Carte sensible,
Dessin et texte, coup de coeur du concours de cartographie sensible dans le cadre des Nuits des Forêts 2025
La route devient chemin, puis elle se transforme en sentier.
Suivant les saisons, la forêt est sombre et accueillante, ou légère et clairsemée.
Suivant l’heure, le bruit de la circulation parvient à mes oreilles.
La densité du feuillage vibre. Les talus foisonnent. Les haies et autres herbacés valsent et murmurent.
Ce bout de forêt appartient à J.
Avec lenteur et assiduité, la châtaigneraie est devenue un repère pour moi, pour eux, pour nous.
Comme un membre de notre famille au tronc élargi.
Dans un premier temps, elle est utilitaire.
Ici: ils abattent, ils fendent, ils coupent, ils débitent, ils chargent, ils rangent.
Un travail manuel et masculin principalement.
Au fil des années et des générations, ce brin de terre nous a enraciné.
Rituel de marche, prétexte pour le dessin, refuge de silence et de solitude, espace retrouvé d’intimité.
Un été juste avant un grand voyage, la châtaigneraie avait été dévastée.
Souches arrachées, troncs fendus, branches éparses, les sentiers n’avaient plus les mêmes tracés.
Les arbres n’avaient plus les mêmes contours. Le silence du chaos gouvernait.

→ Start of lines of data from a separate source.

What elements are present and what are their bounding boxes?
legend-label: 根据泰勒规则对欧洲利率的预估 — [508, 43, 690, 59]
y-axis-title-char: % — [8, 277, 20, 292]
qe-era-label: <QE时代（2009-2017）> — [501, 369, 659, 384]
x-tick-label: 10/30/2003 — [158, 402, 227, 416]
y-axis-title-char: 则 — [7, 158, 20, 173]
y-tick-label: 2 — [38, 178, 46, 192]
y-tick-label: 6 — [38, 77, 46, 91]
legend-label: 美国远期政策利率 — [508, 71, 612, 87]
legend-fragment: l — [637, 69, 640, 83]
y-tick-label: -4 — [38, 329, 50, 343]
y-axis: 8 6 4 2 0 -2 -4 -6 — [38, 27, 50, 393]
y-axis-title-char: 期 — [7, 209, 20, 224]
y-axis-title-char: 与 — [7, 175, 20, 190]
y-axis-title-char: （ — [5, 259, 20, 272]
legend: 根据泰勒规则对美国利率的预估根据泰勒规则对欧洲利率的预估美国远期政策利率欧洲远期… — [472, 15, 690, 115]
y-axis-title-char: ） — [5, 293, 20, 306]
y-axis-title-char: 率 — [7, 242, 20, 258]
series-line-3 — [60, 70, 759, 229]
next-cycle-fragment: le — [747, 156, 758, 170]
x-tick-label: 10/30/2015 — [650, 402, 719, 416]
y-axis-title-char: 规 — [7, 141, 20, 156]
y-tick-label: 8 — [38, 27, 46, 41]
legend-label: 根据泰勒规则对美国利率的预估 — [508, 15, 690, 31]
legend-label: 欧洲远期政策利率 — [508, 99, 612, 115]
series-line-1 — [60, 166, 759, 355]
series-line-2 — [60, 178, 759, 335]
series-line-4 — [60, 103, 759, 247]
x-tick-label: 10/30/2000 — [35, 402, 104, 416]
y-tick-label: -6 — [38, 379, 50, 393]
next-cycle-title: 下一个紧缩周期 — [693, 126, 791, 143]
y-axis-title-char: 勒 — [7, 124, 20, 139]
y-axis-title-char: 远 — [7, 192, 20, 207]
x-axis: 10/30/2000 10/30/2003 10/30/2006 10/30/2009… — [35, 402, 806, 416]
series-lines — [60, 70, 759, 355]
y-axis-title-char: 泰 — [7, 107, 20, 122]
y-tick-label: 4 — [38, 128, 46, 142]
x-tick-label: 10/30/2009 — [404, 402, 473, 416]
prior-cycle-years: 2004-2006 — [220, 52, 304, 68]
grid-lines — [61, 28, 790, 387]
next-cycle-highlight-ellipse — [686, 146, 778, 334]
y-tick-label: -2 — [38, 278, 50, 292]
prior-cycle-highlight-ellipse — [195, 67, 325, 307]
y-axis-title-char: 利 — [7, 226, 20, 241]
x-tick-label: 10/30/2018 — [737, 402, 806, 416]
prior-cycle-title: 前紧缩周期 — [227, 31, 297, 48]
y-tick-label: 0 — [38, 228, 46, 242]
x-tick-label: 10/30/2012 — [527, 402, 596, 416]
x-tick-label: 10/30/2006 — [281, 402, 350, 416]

J’avais pris mon carnet. J’avais dessiné le déluge, immortalisant la beauté sauvage du bois ravagé.
Un automne, je m’y suis retirée pour attendre, et entendre, le décès de ma grand-mère.
Sur ce dévers, j’ai vu l’accident absurde de mon grand-père.
Ses sous-bois sont joie et émerveillement.
Cependant, son charme fragile et éphémère referme en ses eaux stagnantes la peur: celles de perdre des êtres qui me sont chers.